The natives usually pray to the spirits of their departed chiefs, whom they implore to grant them success in fishing, rich harvests in bread-fruit and yams, the arrival of numerous foreign ships with beautiful articles for barter, and a variety of similar matters. The priests of their idols profess to be able to read the future, and the natives place the most implicit confidence in these predictions. They believe that the priest is inspired with the spirit of a deceased chief, and that every word they utter when in this excited state is dictated by the departed. When any of these prophecies fail, as is often enough the case, the cunning priest pretends that another more powerful spirit has interfered, and forcibly prevented the accomplishment of what they had foretold.

The religion of this primitive people is very simple. They have neither idols nor temple, and although they believe in a future state after death, they seem to have no religious customs or festivals of any sort. Their notion of a future

state is under such circumstances exceedingly extraordinary.

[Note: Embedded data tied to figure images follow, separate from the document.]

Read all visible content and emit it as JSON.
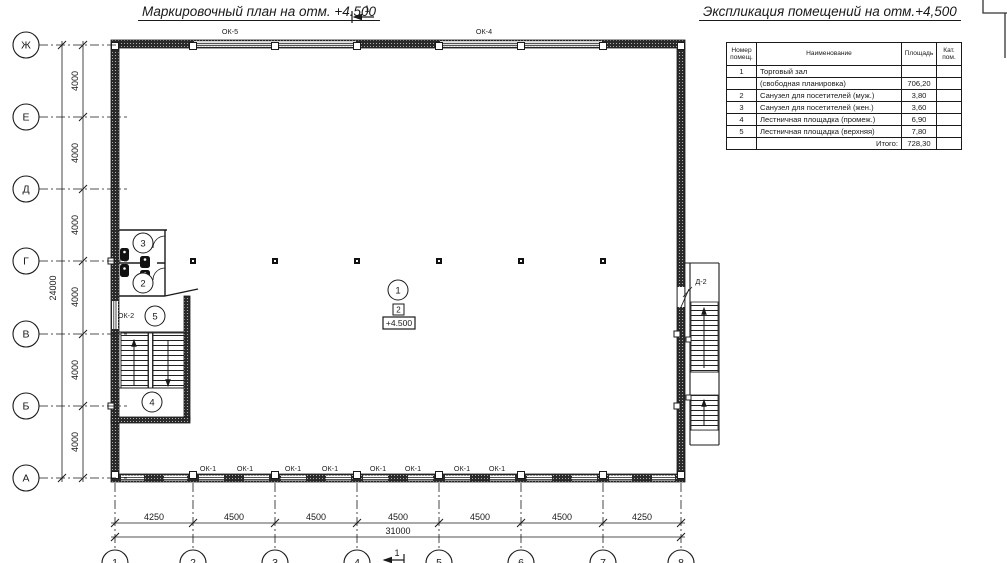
{
  "colors": {
    "ink": "#1a1a1a",
    "paper": "#ffffff"
  },
  "plan_title": "Маркировочный план на отм. +4.500",
  "explication_title": "Экспликация помещений на отм.+4,500",
  "section_marks": {
    "top": "1",
    "bottom": "1"
  },
  "table": {
    "headers": [
      "Номер помещ.",
      "Наименование",
      "Площадь",
      "Кат. пом."
    ],
    "rows": [
      [
        "1",
        "Торговый зал",
        "",
        ""
      ],
      [
        "",
        "(свободная планировка)",
        "706,20",
        ""
      ],
      [
        "2",
        "Санузел для посетителей (муж.)",
        "3,80",
        ""
      ],
      [
        "3",
        "Санузел для посетителей (жен.)",
        "3,60",
        ""
      ],
      [
        "4",
        "Лестничная площадка (промеж.)",
        "6,90",
        ""
      ],
      [
        "5",
        "Лестничная площадка (верхняя)",
        "7,80",
        ""
      ],
      [
        "",
        "Итого:",
        "728,30",
        ""
      ]
    ]
  },
  "axes_rows": [
    "Ж",
    "Е",
    "Д",
    "Г",
    "В",
    "Б",
    "А"
  ],
  "axes_cols": [
    "1",
    "2",
    "3",
    "4",
    "5",
    "6",
    "7",
    "8"
  ],
  "dims": {
    "left": [
      "4000",
      "4000",
      "4000",
      "4000",
      "4000",
      "4000"
    ],
    "left_total": "24000",
    "bottom": [
      "4250",
      "4500",
      "4500",
      "4500",
      "4500",
      "4500",
      "4250"
    ],
    "bottom_total": "31000"
  },
  "room_markers": {
    "r1": "1",
    "r2": "2",
    "r3": "3",
    "r4": "4",
    "r5": "5"
  },
  "marks": {
    "ok5": "ОК-5",
    "ok4": "ОК-4",
    "ok2": "ОК-2",
    "d2": "Д-2",
    "ok1_labels": [
      "ОК-1",
      "ОК-1",
      "ОК-1",
      "ОК-1",
      "ОК-1",
      "ОК-1",
      "ОК-1",
      "ОК-1"
    ],
    "level_box": "+4.500",
    "floor_marker": "2"
  }
}
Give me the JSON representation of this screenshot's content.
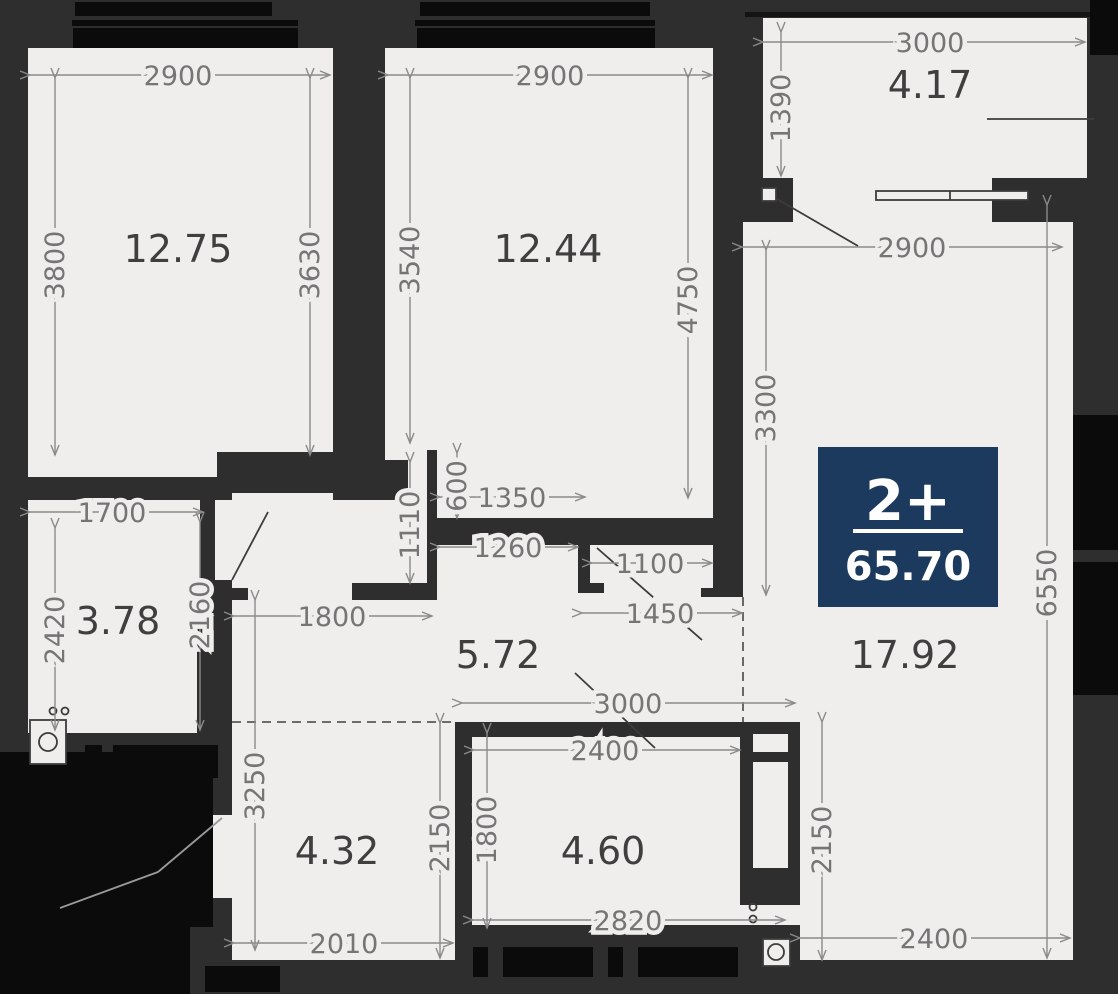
{
  "badge": {
    "rooms": "2+",
    "area": "65.70",
    "color": "#1c3a5e"
  },
  "rooms": [
    {
      "name": "bedroom-1",
      "area": "12.75"
    },
    {
      "name": "bedroom-2",
      "area": "12.44"
    },
    {
      "name": "balcony",
      "area": "4.17"
    },
    {
      "name": "living-room",
      "area": "17.92"
    },
    {
      "name": "bathroom",
      "area": "3.78"
    },
    {
      "name": "hallway",
      "area": "5.72"
    },
    {
      "name": "corridor",
      "area": "4.32"
    },
    {
      "name": "kitchen-niche",
      "area": "4.60"
    }
  ],
  "dims_h": [
    {
      "value": "2900"
    },
    {
      "value": "2900"
    },
    {
      "value": "3000"
    },
    {
      "value": "2900"
    },
    {
      "value": "1700"
    },
    {
      "value": "1350"
    },
    {
      "value": "1260"
    },
    {
      "value": "1100"
    },
    {
      "value": "1450"
    },
    {
      "value": "1800"
    },
    {
      "value": "3000"
    },
    {
      "value": "2400"
    },
    {
      "value": "2820"
    },
    {
      "value": "2010"
    },
    {
      "value": "2400"
    }
  ],
  "dims_v": [
    {
      "value": "3800"
    },
    {
      "value": "3630"
    },
    {
      "value": "3540"
    },
    {
      "value": "4750"
    },
    {
      "value": "1390"
    },
    {
      "value": "3300"
    },
    {
      "value": "6550"
    },
    {
      "value": "2420"
    },
    {
      "value": "2160"
    },
    {
      "value": "1110"
    },
    {
      "value": "600"
    },
    {
      "value": "3250"
    },
    {
      "value": "2150"
    },
    {
      "value": "1800"
    },
    {
      "value": "2150"
    }
  ],
  "colors": {
    "wall": "#2e2e2e",
    "floor": "#efeeec",
    "window_black": "#0b0b0b",
    "dim_line": "#8a8a8a",
    "badge_navy": "#1c3a5e"
  },
  "icons": [
    "washing-machine-icon",
    "toilet-icon",
    "door-swing",
    "balcony-door"
  ]
}
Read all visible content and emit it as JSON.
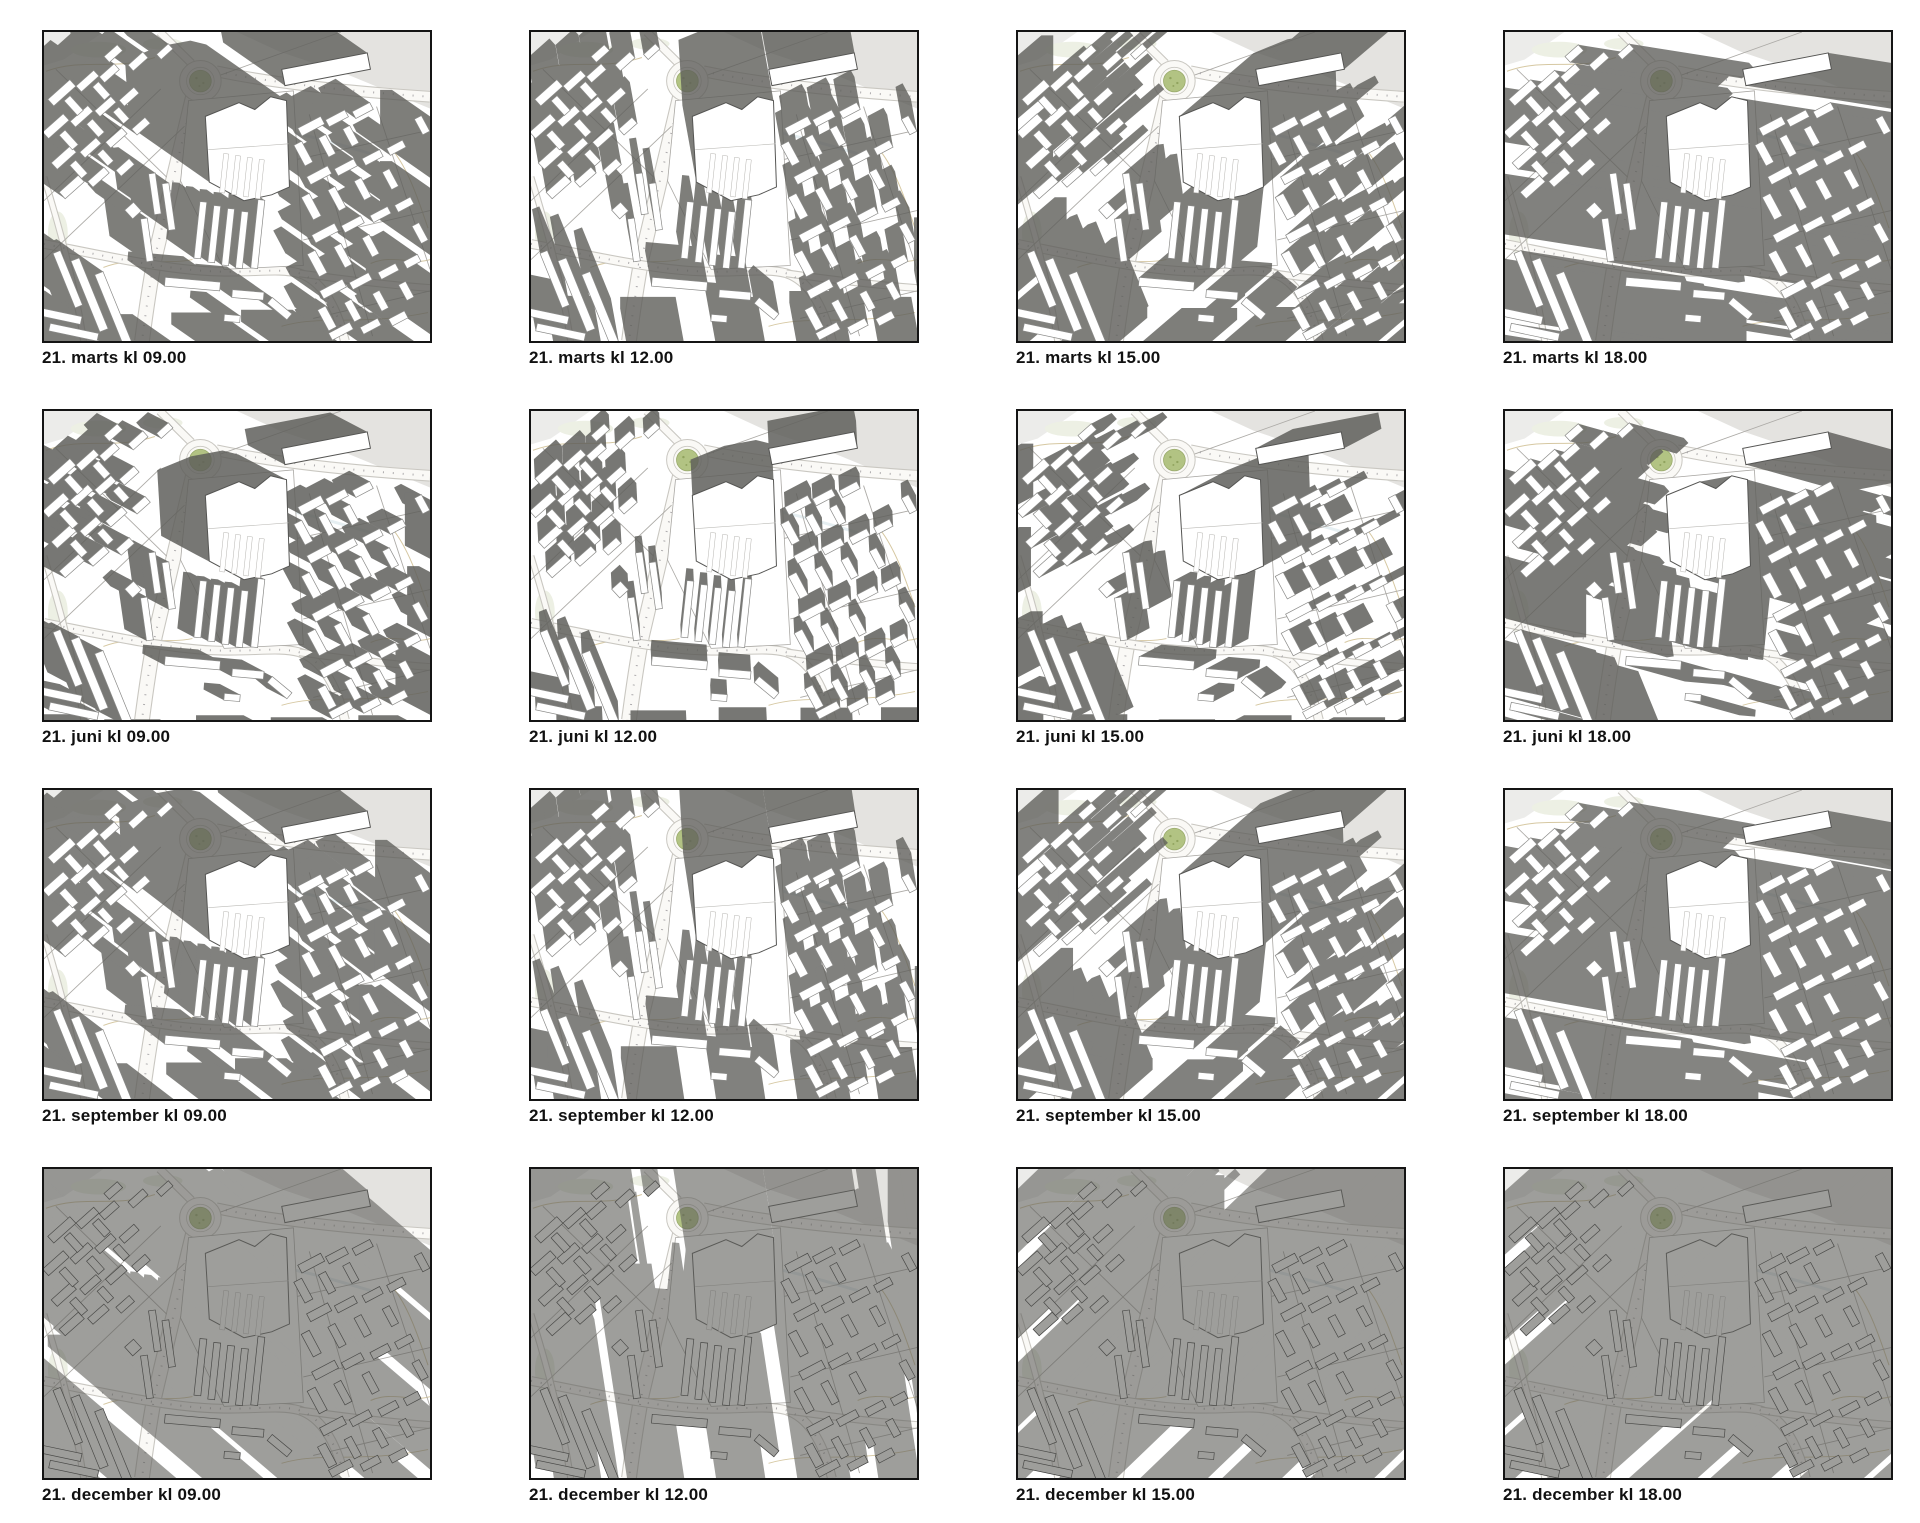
{
  "colors": {
    "shadow": "#5e5e5a",
    "building_fill": "#ffffff",
    "building_outline": "#8a8a88",
    "building_outline_winter": "#2a2a2a",
    "tall_outline": "#555553",
    "road_fill": "#faf9f6",
    "road_edge": "#c9c7c1",
    "thin_line": "#adaba7",
    "road_dots": "#98969a",
    "gray_zone": "#e4e3e0",
    "gray_zone_light": "#ececea",
    "contour": "#d6c8a2",
    "lawn": "#edf0e4",
    "roundabout_green": "#b2c383",
    "roundabout_green_edge": "#9aab6c",
    "frame_border": "#141414",
    "label_color": "#111111"
  },
  "rows": [
    {
      "date": "21. marts",
      "panels": [
        {
          "label": "21. marts kl 09.00",
          "time": "09.00",
          "shadow": {
            "dx": -0.78,
            "dy": -0.55,
            "len": 40,
            "opacity": 0.8,
            "on_top": false
          }
        },
        {
          "label": "21. marts kl 12.00",
          "time": "12.00",
          "shadow": {
            "dx": -0.18,
            "dy": -1.0,
            "len": 30,
            "opacity": 0.8,
            "on_top": false
          }
        },
        {
          "label": "21. marts kl 15.00",
          "time": "15.00",
          "shadow": {
            "dx": 0.72,
            "dy": -0.62,
            "len": 40,
            "opacity": 0.8,
            "on_top": false
          }
        },
        {
          "label": "21. marts kl 18.00",
          "time": "18.00",
          "shadow": {
            "dx": 1.0,
            "dy": 0.16,
            "len": 110,
            "opacity": 0.78,
            "on_top": false
          }
        }
      ]
    },
    {
      "date": "21. juni",
      "panels": [
        {
          "label": "21. juni kl 09.00",
          "time": "09.00",
          "shadow": {
            "dx": -0.85,
            "dy": -0.45,
            "len": 22,
            "opacity": 0.84,
            "on_top": false
          }
        },
        {
          "label": "21. juni kl 12.00",
          "time": "12.00",
          "shadow": {
            "dx": -0.05,
            "dy": -1.0,
            "len": 14,
            "opacity": 0.84,
            "on_top": false
          }
        },
        {
          "label": "21. juni kl 15.00",
          "time": "15.00",
          "shadow": {
            "dx": 0.85,
            "dy": -0.45,
            "len": 22,
            "opacity": 0.84,
            "on_top": false
          }
        },
        {
          "label": "21. juni kl 18.00",
          "time": "18.00",
          "shadow": {
            "dx": 1.0,
            "dy": 0.28,
            "len": 50,
            "opacity": 0.82,
            "on_top": false
          }
        }
      ]
    },
    {
      "date": "21. september",
      "panels": [
        {
          "label": "21. september kl 09.00",
          "time": "09.00",
          "shadow": {
            "dx": -0.75,
            "dy": -0.58,
            "len": 45,
            "opacity": 0.78,
            "on_top": false
          }
        },
        {
          "label": "21. september kl 12.00",
          "time": "12.00",
          "shadow": {
            "dx": -0.15,
            "dy": -1.0,
            "len": 34,
            "opacity": 0.78,
            "on_top": false
          }
        },
        {
          "label": "21. september kl 15.00",
          "time": "15.00",
          "shadow": {
            "dx": 0.7,
            "dy": -0.62,
            "len": 45,
            "opacity": 0.78,
            "on_top": false
          }
        },
        {
          "label": "21. september kl 18.00",
          "time": "18.00",
          "shadow": {
            "dx": 1.0,
            "dy": 0.18,
            "len": 115,
            "opacity": 0.76,
            "on_top": false
          }
        }
      ]
    },
    {
      "date": "21. december",
      "panels": [
        {
          "label": "21. december kl 09.00",
          "time": "09.00",
          "shadow": {
            "dx": -0.72,
            "dy": -0.62,
            "len": 130,
            "opacity": 0.6,
            "on_top": true
          }
        },
        {
          "label": "21. december kl 12.00",
          "time": "12.00",
          "shadow": {
            "dx": -0.15,
            "dy": -0.99,
            "len": 110,
            "opacity": 0.6,
            "on_top": true
          }
        },
        {
          "label": "21. december kl 15.00",
          "time": "15.00",
          "shadow": {
            "dx": 0.68,
            "dy": -0.66,
            "len": 140,
            "opacity": 0.6,
            "on_top": true
          }
        },
        {
          "label": "21. december kl 18.00",
          "time": "18.00",
          "shadow": {
            "dx": 0.8,
            "dy": -0.72,
            "len": 230,
            "opacity": 0.6,
            "on_top": true
          }
        }
      ]
    }
  ]
}
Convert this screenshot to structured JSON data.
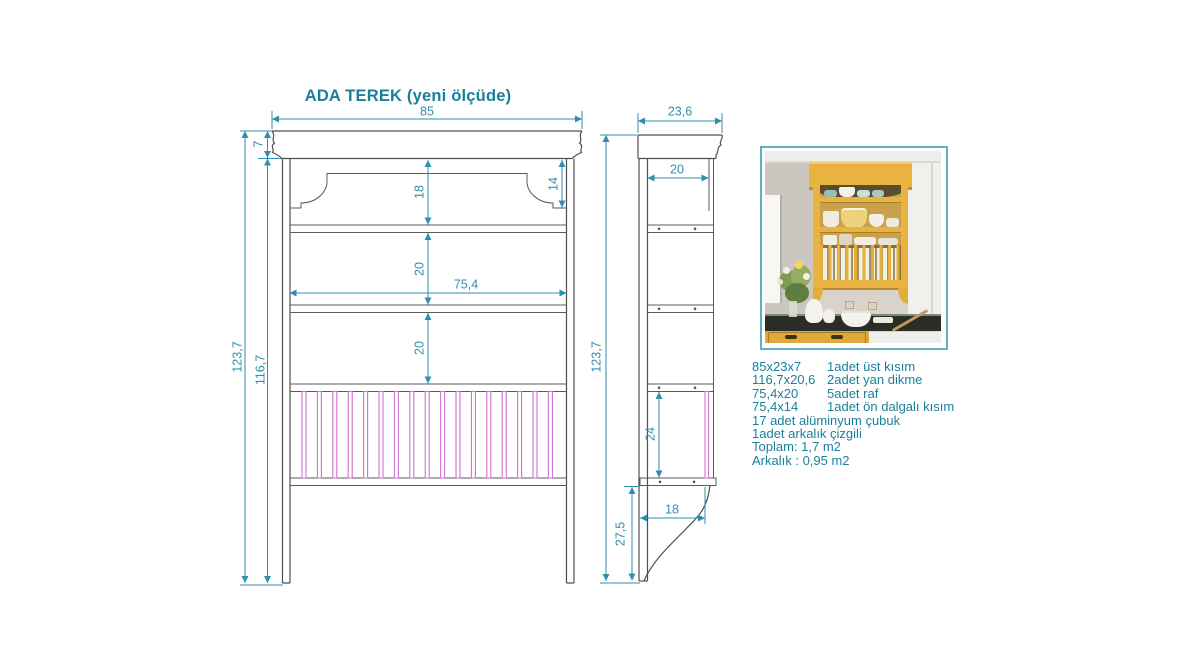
{
  "title": "ADA TEREK (yeni ölçüde)",
  "front_view": {
    "dims": {
      "width": "85",
      "cornice_height": "7",
      "total_height": "123,7",
      "side_height": "116,7",
      "top_section_height": "18",
      "valance_edge_height": "14",
      "shelf_gap_upper": "20",
      "inner_width": "75,4",
      "shelf_gap_lower": "20"
    },
    "rod_count": 17
  },
  "side_view": {
    "dims": {
      "depth": "23,6",
      "inner_depth": "20",
      "total_height": "123,7",
      "rod_section_height": "24",
      "bracket_depth": "18",
      "leg_height": "27,5"
    }
  },
  "parts_list": {
    "rows": [
      {
        "size": "85x23x7",
        "qty_desc": "1adet üst kısım"
      },
      {
        "size": "116,7x20,6",
        "qty_desc": "2adet yan dikme"
      },
      {
        "size": "75,4x20",
        "qty_desc": "5adet raf"
      },
      {
        "size": "75,4x14",
        "qty_desc": "1adet ön dalgalı kısım"
      }
    ],
    "notes": [
      "17 adet alüminyum çubuk",
      "1adet arkalık çizgili"
    ],
    "totals": [
      "Toplam: 1,7 m2",
      "Arkalık : 0,95 m2"
    ]
  },
  "colors": {
    "teal_text": "#1b7f9b",
    "dimension": "#2f8fad",
    "drawing_line": "#4f4f4f",
    "rod_pink": "#cf74cf",
    "photo_border": "#5db0c2",
    "hutch_yellow": "#e8b341"
  }
}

Their abode after death they believe to be surrounded by a colossal wall amid a fathomless abyss, in fact a sort of fortress. The only portal into this Elysian abode is guarded by an old woman, whose duty it is to hurl back into the yawning deep the shadows of the departed, who are compelled to spring upwards from the abyss. Such of the shadows as succeed in eluding the evil spirit and effecting an entrance are for ever happy; on the other hand, those whom the malicious female demon succeeds in precipitating into the abyss sink into the region of endless woe and torture.

The native festivals, as a rule, take precedence of every other business, no matter how pressing. Every year the king visits the various villages and settlements of those of his tribe, at which period the chief festivities take place, the chiefs vieing with each other in entertaining him. Enormous quantities of yam and bread-fruit are on such occasions cooked two days previous, and Kawa is drunk to excess.

Their dances are far from unbecoming, and are quite free from those lascivious gestures which are so often seen at the festivals of the other inhabitants of the South Sea. The dancers are usually unmarried lads and girls, who stand opposite each other in long rows. While keeping time with their feet to the music, they accompany the dance with graceful motions of the arms and upper part of the body.

Occasionally they throw their arms out, snap their fingers, and then clap the hands together. Every movement is performed with extraordinary precision, and at the same moment by all the dancers. Their sole musical instrument is a small flute made of bamboo-cane, the notes of which they draw forth by inserting one end in the nostril and blowing gently, while their hands are busy fingering the holes in the usual way.

Their drum is a piece of hollowed-out wood with the skin of a shark stretched over it, of the shape of a sand-glass. This is struck with the fingers of the right hand, the instrument being hung on the left side. The sound somewhat resembles the Tom-tom of the Hindoos. The drummer sits cross-legged on the ground, and accompanies the beat of the drum with apposite words.